Characteristic timescales of actin and non-muscle myosin II dynamics at cell–cell contacts

Tracking of the myosin–actin signal intensity along the junctions in PSM and MPZ regions (N = 12, two embryos) was performed using ImageJ (v.1.53i). For each junction, the average junctional intensity, I(t), was calculated at each time point and the temporal autocorrelation was computed, namely

$$C_{II}(\tau ) = \frac{{\left( {I\left( {t + \tau } \right) - < {I\left( {t + \tau } \right)} > _t} \right) \left( {I\left( t \right) - < {I\left( t \right)} > _t} \right)}}{{\sqrt {\left( {I\left( {t + \tau } \right) - < {I\left( {t + \tau } \right)} > _t} \right)^2} \sqrt {\left( {I\left( t \right) -< {I\left( t \right)} > _t} \right)^2} }}.$$

The autocorrelations were then averaged per condition (either myosin or actin) and per region (either MPZ or PSM).

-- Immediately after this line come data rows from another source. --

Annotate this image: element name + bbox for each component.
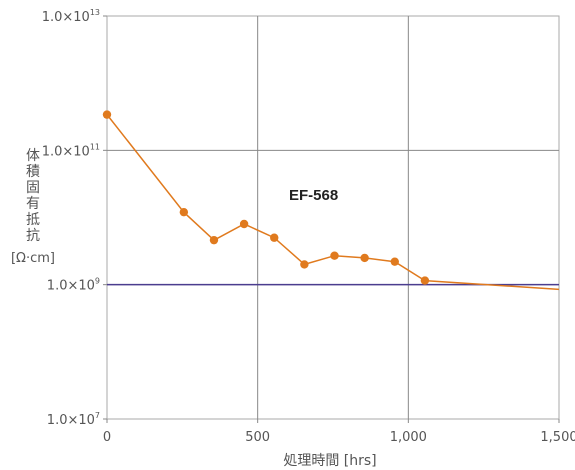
y-axis-label-char: 体 <box>26 148 40 164</box>
data-point <box>209 235 219 245</box>
plot-area <box>106 15 560 420</box>
y-axis-label-char: 抵 <box>26 212 40 228</box>
y-axis-unit: [Ω·cm] <box>11 251 55 266</box>
x-tick-label: 1,000 <box>390 430 427 445</box>
y-axis-label-char: 抗 <box>26 228 40 244</box>
y-tick-label: 1.0×1013 <box>42 8 100 25</box>
y-axis-label-char: 固 <box>26 180 40 196</box>
data-point <box>179 207 189 217</box>
data-point <box>360 253 369 263</box>
data-point <box>390 257 399 266</box>
series-label: EF-568 <box>289 187 338 204</box>
y-tick-label: 1.0×1011 <box>42 142 100 159</box>
y-tick-label: 1.0×109 <box>47 277 100 294</box>
data-point <box>102 110 112 119</box>
series-group <box>102 110 560 291</box>
data-point <box>420 276 430 285</box>
y-tick-label: 1.0×107 <box>47 411 100 428</box>
x-tick-label: 0 <box>103 430 111 445</box>
data-point <box>300 260 309 269</box>
x-tick-label: 500 <box>245 430 270 445</box>
y-axis-ticks: 1.0×107 1.0×109 1.0×1011 1.0×1013 <box>42 8 107 428</box>
x-axis-label: 処理時間 [hrs] <box>283 453 376 469</box>
x-tick-label: 1,500 <box>540 430 575 445</box>
x-axis-ticks: 0 500 1,000 1,500 <box>103 419 575 445</box>
data-point <box>270 233 279 242</box>
data-point <box>330 251 339 260</box>
y-axis-label-char: 有 <box>26 196 40 212</box>
y-axis-label-char: 積 <box>26 164 40 180</box>
data-point <box>239 219 249 229</box>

Active foam simulation of junctional fluctuations

We adapted the recently developed Active Foam theoretical framework44 to study the relation between actomyosin-generated tension dynamics at cell–cell contacts and the resulting cell–cell contact length fluctuations. A confluent system of 36 cells in a square periodic box was generated for an initial configuration. We scanned the parameter space of a tension persistence timescale τT ranging from 1 to 10 at unity increments with a fixed magnitude of the tension fluctuations. For each tension persistence timescale, ten independent simulations were executed. Simulations ran for 30τT to ensure that we captured the tension dynamics at timescales longer than τT, and also that autocorrelation functions decayed to zero within the simulation run time. The tension persistence timescale and the cell–cell contact length persistence timescale, τT and \(\tau _\ell\), respectively, were computed from an exponential fit to the tension and the cell–cell contact length autocorrelation functions, respectively.

Statistics

In experiments involving zebrafish embryos, no statistical methods were used to predetermine sample sizes, but our sample sizes are similar to those reported in previous publications27,28,44. No samples were excluded from the analysis. Analysis of all the data was done by automated software to ensure blinding and avoid biases in the analysis. No randomization of the data was used. One-sample two-tailed t-tests were used for statistical analysis; for these, data distribution was assumed to be normal, but this was not formally tested.

Reporting summary

Further information on research design is available in the Nature Portfolio Reporting Summary linked to this article.